Il presidente del Tribunale Supremo palestinese ha affermato che la situazione di Gerusalemme è molto grave, e ha rivela gli scenari israeliani per distruggere la moschea al-Aqsa.

Taysir al-Tamimi, presidente del Tribunale Supremo palestinese, ha dichiarto che si sono profilati scenari orchestrati dal governo israeliano per distruggere la moschea di al-Aqsa e costruire il "tempio". Il primo è quello attuato attraverso gli scavi che danneggiano la struttura della moschea; l’altro, in accordo con rivelazioni della sicurezza israeliana, sarebbe quello di bombardare la moschea. Poi, esistono altri piani portati avanti dai religiosi.

Al-Tamimi afferma che la moschea di al-Aqsa e la città Gerusalemme si trovano in una situazione molto grave: gli scavi eseguiti sotto l’infrastruttura della spianata mirano a indebolirne la costruzione.

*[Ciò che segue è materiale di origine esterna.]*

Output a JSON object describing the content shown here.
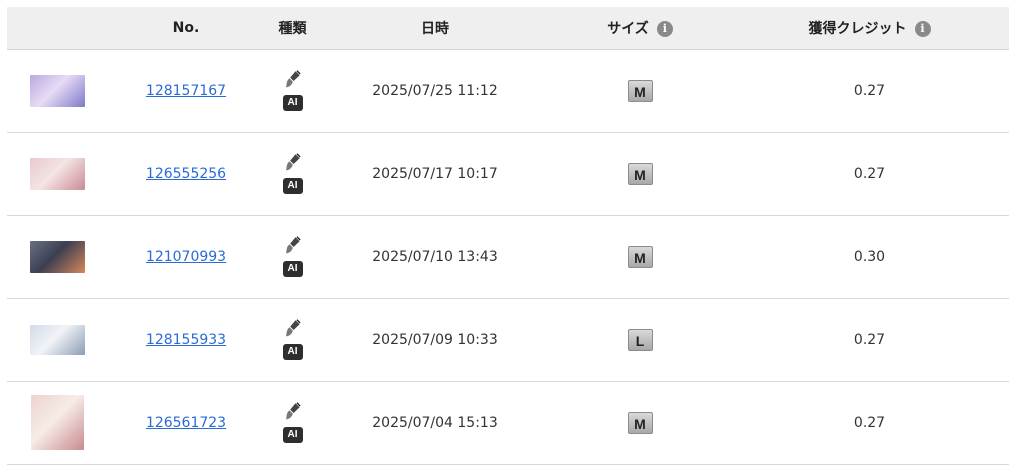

E aggiunge che gli archeologici ebrei sostengono che gli scavi hanno lo scopo di trovare le tracce del tempio o gli indizi della presenza storica degli ebrei a Gerusalemme. Tali scavi sarebbero uno strumento di ebraicizzazione.

Al-Tamimi sostiene che l’occupazione israeliana cerca di trasformare Gerusalemme in una città ebraica, di cancellare tutte le tracce della civiltà arabo-islamica. Inoltre, il programma israeliano, dal 1967, con il sostegno illimitato americano, è quello di sbilanciare il piano demografico di Gerusalemme a favore degli ebrei.

Il presidente della corte d’appello ha invitato i popoli arabi e islamici a sostenere la moschea e Gerusalemme e a proteggerle dagli israeliani. E ha affermato che il popolo palestinese difenderà i suoi luoghi santi.